Policy makers in the region largely move in lockstep with the U.S. to protect their currencies’ peg to the dollar.
The Saudi Arabian Monetary Authority cut its repo rate by 25 basis points to 2.5 per cent and its reverse repo rate to 2 per cent.
The UAE’s central bank lowered the repo rate and its certificates of deposit rate by a quarter percentage point.
Kuwait, which maintains a peg to a basket of currencies, kept its discount rate at 3 per cent.
Despite the economic upheaval after the crash in oil prices more than four years ago and the sluggish recovery that followed, Gulf policy makers held off on rate cuts until the Fed ended its extended tightening cycle and trimmed borrowing costs in July. After a wallop of economic uncertainty in the wake of the attack on oil infrastructure in Saudi Arabia, monetary relief could hardly come at a better time.
“It’s a gift from the gods of the Fed,” Marcus Chenevix, an analyst at investment research firm TS Lombard in London, said before the announcements. “They’re suddenly allowed to loosen when the U.S. probably shouldn’t.”

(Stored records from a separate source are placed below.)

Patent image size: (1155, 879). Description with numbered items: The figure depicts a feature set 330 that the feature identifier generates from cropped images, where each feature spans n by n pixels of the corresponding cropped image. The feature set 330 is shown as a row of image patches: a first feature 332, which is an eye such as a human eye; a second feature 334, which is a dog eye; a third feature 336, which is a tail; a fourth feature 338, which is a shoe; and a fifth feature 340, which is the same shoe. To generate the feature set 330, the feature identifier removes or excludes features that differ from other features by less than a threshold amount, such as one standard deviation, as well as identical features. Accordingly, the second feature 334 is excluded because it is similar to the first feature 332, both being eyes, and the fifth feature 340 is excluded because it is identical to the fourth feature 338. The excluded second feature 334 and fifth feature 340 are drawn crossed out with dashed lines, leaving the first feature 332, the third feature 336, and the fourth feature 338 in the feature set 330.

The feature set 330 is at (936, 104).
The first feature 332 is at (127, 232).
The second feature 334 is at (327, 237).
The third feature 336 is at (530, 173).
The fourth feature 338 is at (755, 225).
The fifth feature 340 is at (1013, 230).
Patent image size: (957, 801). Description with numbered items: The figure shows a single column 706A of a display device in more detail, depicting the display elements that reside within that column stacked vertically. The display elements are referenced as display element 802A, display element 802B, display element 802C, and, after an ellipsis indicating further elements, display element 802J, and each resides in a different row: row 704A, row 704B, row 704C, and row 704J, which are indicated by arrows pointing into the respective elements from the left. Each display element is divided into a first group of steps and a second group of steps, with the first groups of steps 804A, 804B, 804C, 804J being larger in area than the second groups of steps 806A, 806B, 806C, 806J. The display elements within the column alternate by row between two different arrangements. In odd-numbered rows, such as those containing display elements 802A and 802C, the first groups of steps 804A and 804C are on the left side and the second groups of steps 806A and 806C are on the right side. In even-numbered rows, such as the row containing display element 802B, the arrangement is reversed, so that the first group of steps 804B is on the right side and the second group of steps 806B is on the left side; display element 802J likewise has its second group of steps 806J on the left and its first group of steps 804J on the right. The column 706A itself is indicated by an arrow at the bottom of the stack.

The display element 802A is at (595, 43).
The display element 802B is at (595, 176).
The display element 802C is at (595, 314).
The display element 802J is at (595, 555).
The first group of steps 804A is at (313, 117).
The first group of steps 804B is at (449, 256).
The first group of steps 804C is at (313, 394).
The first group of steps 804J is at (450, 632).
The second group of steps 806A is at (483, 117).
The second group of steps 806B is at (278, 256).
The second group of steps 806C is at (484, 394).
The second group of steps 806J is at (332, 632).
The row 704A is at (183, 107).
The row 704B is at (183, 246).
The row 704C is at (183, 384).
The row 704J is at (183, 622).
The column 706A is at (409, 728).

In the days before the Fed’s meeting this week, the region’s biggest economy, Saudi Arabia, has had to contend with the aftermath of the strike on the crucial Abqaiq oil facility. Top officials have insisted that the kingdom’s public finances have escaped unscathed. Still, central bank governor Ahmed Abdulkarim Alkholifey was on the lookout for rates to fall.
In the UAE, whose economy has struggled to shake off a slump in real estate, lower US rates “could put downward pressure on the dollar and thus make dirham-denominated properties more affordable,” according to the Institute for International Finance.
A looser stance by central banks will ultimately be no match for government spending, meaning it’s the prospect of fiscal stimulus that could dictate the outlook in the Gulf, according to Mohamed Bardastani, a Dubai-based senior economist at Oxford Economics.
“Monetary policy often plays a secondary role in terms of driving the economic outlook,” he said “Fiscal policy has a much larger weight and is a traditional growth driver.”